The ninth wife came up with Garikayi (I wish you the best).
The 11th wife brew her own, Makanyara
Then there was a hodgepodge talking names for children I could hardly identify with each wife, like Kurauzvione, Kurauone, Muchaneta, Maidei, Muchadura,
Muchanyara, Saraugarike, Dhererai, Nyarai, Taurai, Muchanyara, Mativavarira, Matinyanya, Matimadii? shortened to Mati, Zvanyadza, Mativenga and Dadirai, among others. Each told a timely story.
Even dogs had talking names too: Mukuru Haadaro, Tsoka Dzehwahwa (the footprints of a drunkard), Muchaona or Musaona in Korekore dialect (warning for what will happen later), Kugara Kunzwana (the need for social cohesion and unity).

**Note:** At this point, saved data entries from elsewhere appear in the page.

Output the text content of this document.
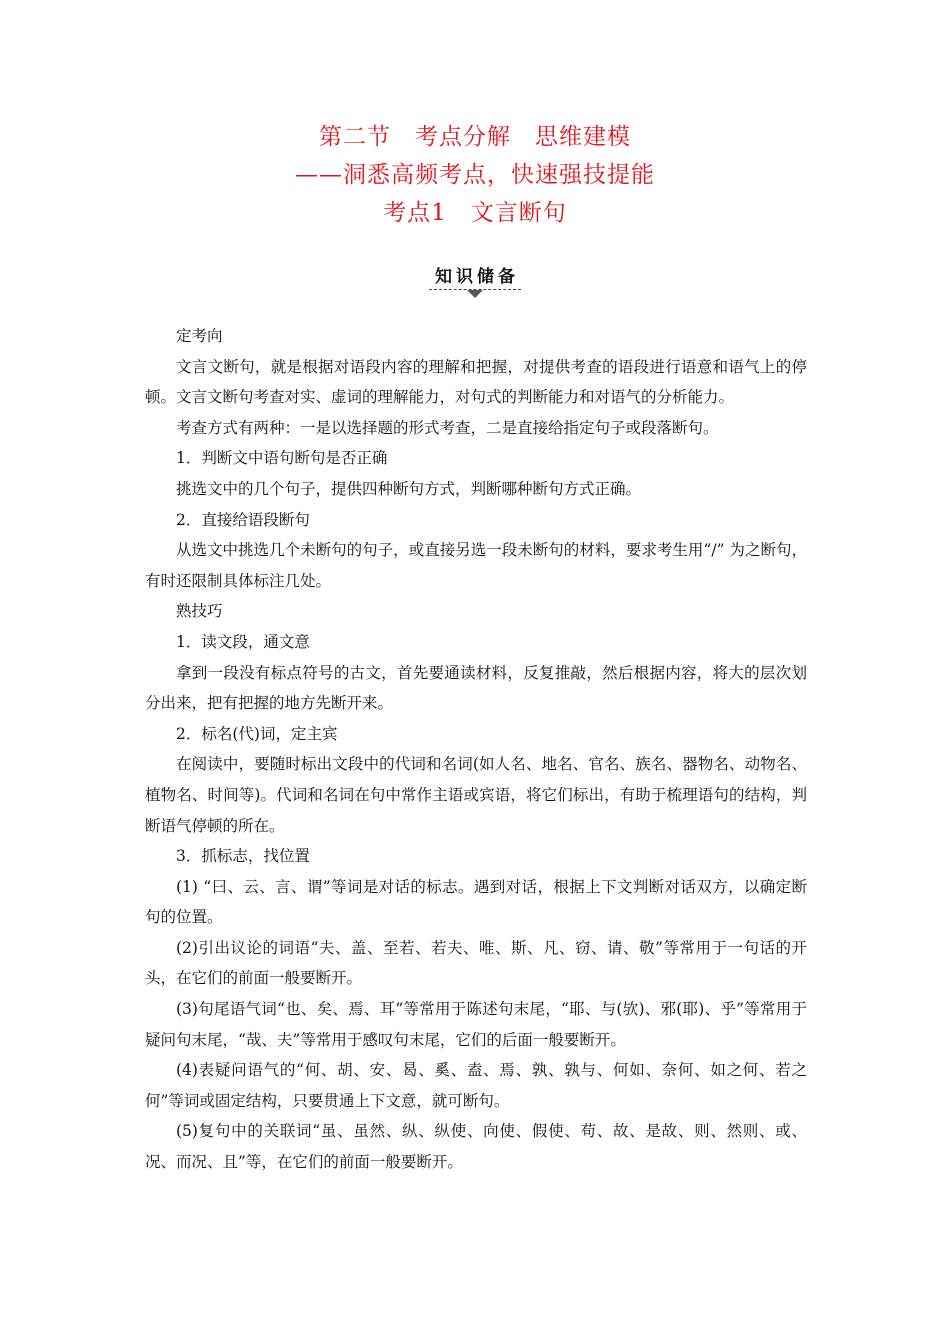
第二节　考点分解　思维建模
——洞悉高频考点，快速强技提能
考点1　文言断句
知识储备

定考向

文言文断句，就是根据对语段内容的理解和把握，对提供考查的语段进行语意和语气上的停顿。文言文断句考查对实、虚词的理解能力，对句式的判断能力和对语气的分析能力。

考查方式有两种：一是以选择题的形式考查，二是直接给指定句子或段落断句。

1．判断文中语句断句是否正确

挑选文中的几个句子，提供四种断句方式，判断哪种断句方式正确。

2．直接给语段断句

从选文中挑选几个未断句的句子，或直接另选一段未断句的材料，要求考生用“/” 为之断句，有时还限制具体标注几处。

熟技巧

1．读文段，通文意

拿到一段没有标点符号的古文，首先要通读材料，反复推敲，然后根据内容，将大的层次划分出来，把有把握的地方先断开来。

2．标名(代)词，定主宾

在阅读中，要随时标出文段中的代词和名词(如人名、地名、官名、族名、器物名、动物名、植物名、时间等)。代词和名词在句中常作主语或宾语，将它们标出，有助于梳理语句的结构，判断语气停顿的所在。

3．抓标志，找位置

(1) “曰、云、言、谓”等词是对话的标志。遇到对话，根据上下文判断对话双方，以确定断句的位置。

(2)引出议论的词语“夫、盖、至若、若夫、唯、斯、凡、窃、请、敬”等常用于一句话的开头，在它们的前面一般要断开。

(3)句尾语气词“也、矣、焉、耳”等常用于陈述句末尾，“耶、与(欤)、邪(耶)、乎”等常用于疑问句末尾，“哉、夫”等常用于感叹句末尾，它们的后面一般要断开。

(4)表疑问语气的“何、胡、安、曷、奚、盍、焉、孰、孰与、何如、奈何、如之何、若之何”等词或固定结构，只要贯通上下文意，就可断句。

(5)复句中的关联词“虽、虽然、纵、纵使、向使、假使、苟、故、是故、则、然则、或、况、而况、且”等，在它们的前面一般要断开。
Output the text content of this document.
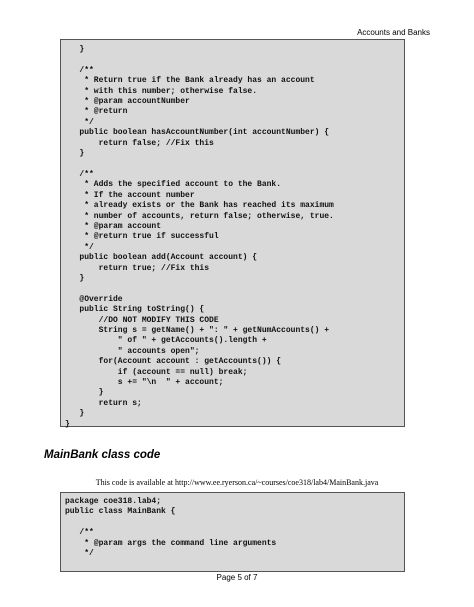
Accounts and Banks
}

/**
* Return true if the Bank already has an account
* with this number; otherwise false.
* @param accountNumber
* @return
*/
public boolean hasAccountNumber(int accountNumber) {
return false; //Fix this
}

/**
* Adds the specified account to the Bank.
* If the account number
* already exists or the Bank has reached its maximum
* number of accounts, return false; otherwise, true.
* @param account
* @return true if successful
*/
public boolean add(Account account) {
return true; //Fix this
}

@Override
public String toString() {
//DO NOT MODIFY THIS CODE
String s = getName() + ": " + getNumAccounts() +
" of " + getAccounts().length +
" accounts open";
for(Account account : getAccounts()) {
if (account == null) break;
s += "\n  " + account;
}
return s;
}
}
MainBank class code

This code is available at http://www.ee.ryerson.ca/~courses/coe318/lab4/MainBank.java

package coe318.lab4;
public class MainBank {

/**
* @param args the command line arguments
*/
Page 5 of 7
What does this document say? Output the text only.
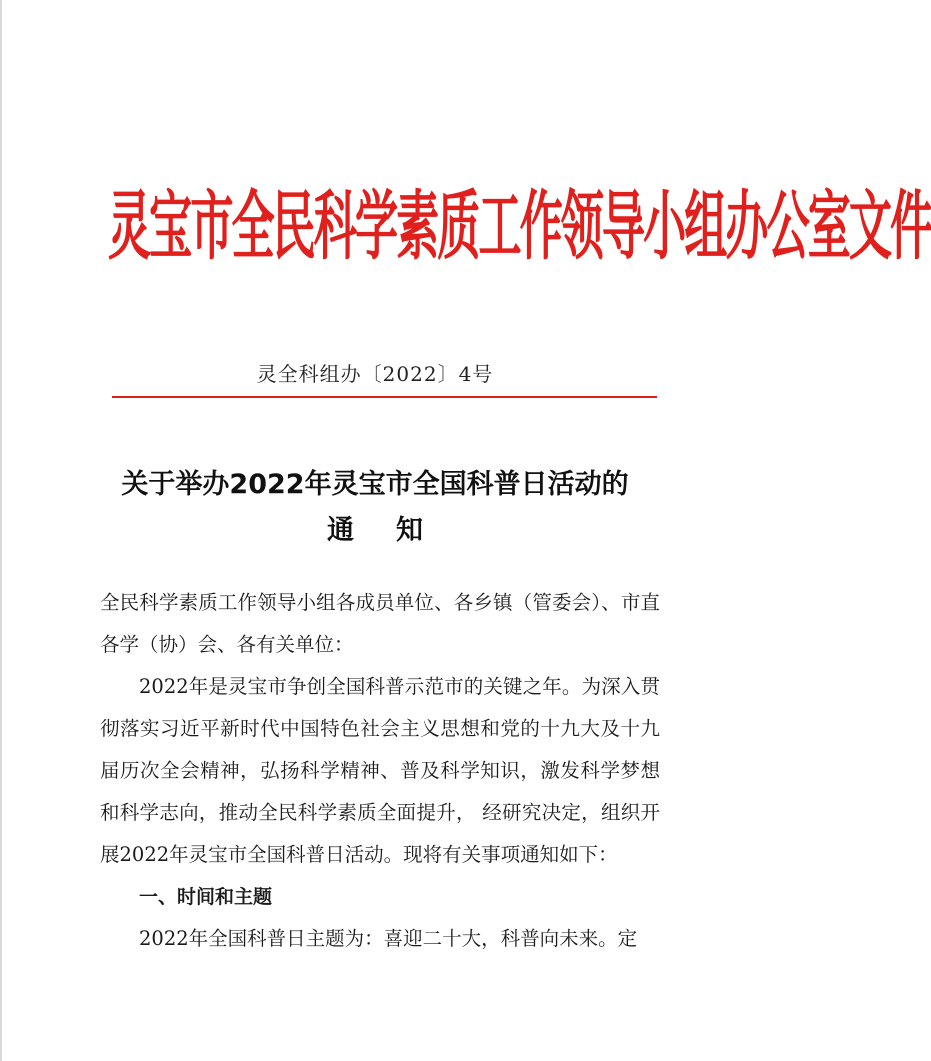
灵宝市全民科学素质工作领导小组办公室文件

灵全科组办〔2022〕4号

关于举办2022年灵宝市全国科普日活动的
通知

全民科学素质工作领导小组各成员单位、各乡镇（管委会）、市直各学（协）会、各有关单位：

2022年是灵宝市争创全国科普示范市的关键之年。为深入贯彻落实习近平新时代中国特色社会主义思想和党的十九大及十九届历次全会精神，弘扬科学精神、普及科学知识，激发科学梦想和科学志向，推动全民科学素质全面提升， 经研究决定，组织开展2022年灵宝市全国科普日活动。现将有关事项通知如下：

一、时间和主题

2022年全国科普日主题为：喜迎二十大，科普向未来。定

This villager could not quite make it how Mambongi managed to accept all those names but still managed to run the home in control.
Most of the names, this villager learnt, were out of the desire by the wives to compete for Mambongi and outwit each other for attention.
At the end, this villager got the impression that you can never recall your words, once they are out for the elders say wind is never caught by hand.
As the monkey gets higher and higher climbing the tree it exposes its unflattering behind.
Dreams can be told, but not acted. It is sometimes easy to say a thing, while you can't do it.